Люлю встает. Под платьем у нее корсет. Он высовывается из ворота, упирается в подбородок и задирает ей голову. Выглядит Люлю высокомерной. "Ух ты!.." - восхищается Ванванч: сестра выше его на голову. На ней голубое короткое платьице, тонкие стройные ножки утопают в шлепанцах. "Опять ты выше меня!" - восклицает Ванванч удрученно. "Подумаешь, - говорит Люлю, все равно ты будешь выше: ведь я женщина..." - "Ну раз ты встала, - говорит Ванванч, - давай поиграем... Жаль, что с тобой нельзя бороться..." "Конечно нельзя, моя радость, - говорит тетя Сильвия, - Люлюшка ведь больная..." У Люлю вытягивается лицо, и нос становится острее. Тетя Сильвия берет две груши и протягивает их детям. Ванванч подхватывает ее с московским вожделением, а Люлю отворачивается. "Чемузум", - говорит она с гримасой. "Чемузум... арминда... не хочу", - торопливо переводит Ванванч с армянского на грузинский, а затем на русский. И вдруг Сильвия кричит: "Как ты смеешь! Это лекарство! Какая ты дрянь! Немедленно возьми!.. Возьми!.. Я тебе покажу чемузум!.." Люлюшка, задрав подбородок, плачет, некрасиво разевая большой рот. "Не надо на нее кричать!" - кричит Ванванч. Тетя Сильвия тоже плачет и говорит Ванванчу тихо: "Ну что мне делать? Она такая глупая: это же лекарство... Ну что мне делать?.. У меня нет больше сил..." - "Ну хорошо, - говорит Люлю, - я съем". И берет грушу.
На фоне затененного окна, за которым - неподвижные тяжелые листья платанов и акаций, красивый точеный профиль Сильвии напоминает старинный барельеф. Короткая стрижка по моде тридцатых годов. Белая ухоженная кожа. Мягкие покатые плечи. Шелковый халат, ниспадающий подобно тунике. Царская осанка... Римлянка из невозвратных веков. Она покусывает влажные припухшие губы. Они изгибаются, придавая ее лицу в каждый миг иное выражение: то благородную погруженность в глубины бытия и вечности, то вдруг хищную сосредоточенность на какой-нибудь временной житейской корысти, то презрение к суетным соплеменникам, то детскую обиду на мир... Каких мужчин завораживало это лицо! Какие титаны были готовы на подвиги!.. Какие произносились слова!..

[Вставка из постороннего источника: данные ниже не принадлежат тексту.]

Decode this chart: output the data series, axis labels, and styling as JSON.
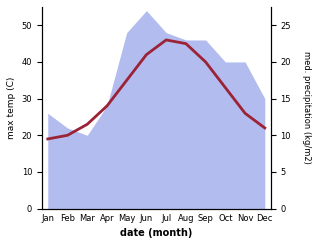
{
  "months": [
    "Jan",
    "Feb",
    "Mar",
    "Apr",
    "May",
    "Jun",
    "Jul",
    "Aug",
    "Sep",
    "Oct",
    "Nov",
    "Dec"
  ],
  "month_indices": [
    0,
    1,
    2,
    3,
    4,
    5,
    6,
    7,
    8,
    9,
    10,
    11
  ],
  "temp_max": [
    19,
    20,
    23,
    28,
    35,
    42,
    46,
    45,
    40,
    33,
    26,
    22
  ],
  "precipitation": [
    13,
    11,
    10,
    14,
    24,
    27,
    24,
    23,
    23,
    20,
    20,
    15
  ],
  "precip_fill_color": "#b3bcef",
  "temp_line_color": "#9b2335",
  "temp_ylim": [
    0,
    55
  ],
  "precip_ylim": [
    0,
    27.5
  ],
  "temp_yticks": [
    0,
    10,
    20,
    30,
    40,
    50
  ],
  "precip_yticks": [
    0,
    5,
    10,
    15,
    20,
    25
  ],
  "xlabel": "date (month)",
  "ylabel_left": "max temp (C)",
  "ylabel_right": "med. precipitation (kg/m2)",
  "title": "",
  "figsize": [
    3.18,
    2.45
  ],
  "dpi": 100
}
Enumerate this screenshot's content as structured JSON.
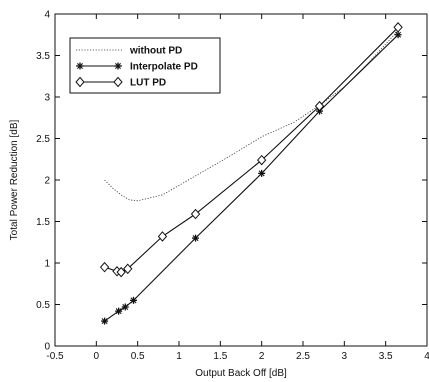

В разгар гражданской войны и голода она, перебирая возможные варианты, ткнула холеным пальцем в грудь своего избранника - не героя, не титана, простого врача, немолодого, строгого, верного, надежного. Он понес ее на руках, восхищаясь и благоговея, обомлевший перед ее профилем и завороженный ее многочисленными достоинствами. Вместе с нею он обихаживал и ее отца, и мать, и сестер, и брата. С его помощью она уберегла их от военных мытарств. Он был строг и принципиален. Она - покорна и предупредительна. Она действительно была ему признательна за его молчаливое бескорыстие, а он считал, что все его успехи - дело ее рук. Она родила ему дочь Луизу и не уставала повторять, что гордится его трудолюбием и целеустремленностью. Она уважала его, но, уважая, втайне подозревала, что у нее иное предназначение. "Какое? Какое?" - спрашивала она сама себя нетерпеливо и не могла ответить.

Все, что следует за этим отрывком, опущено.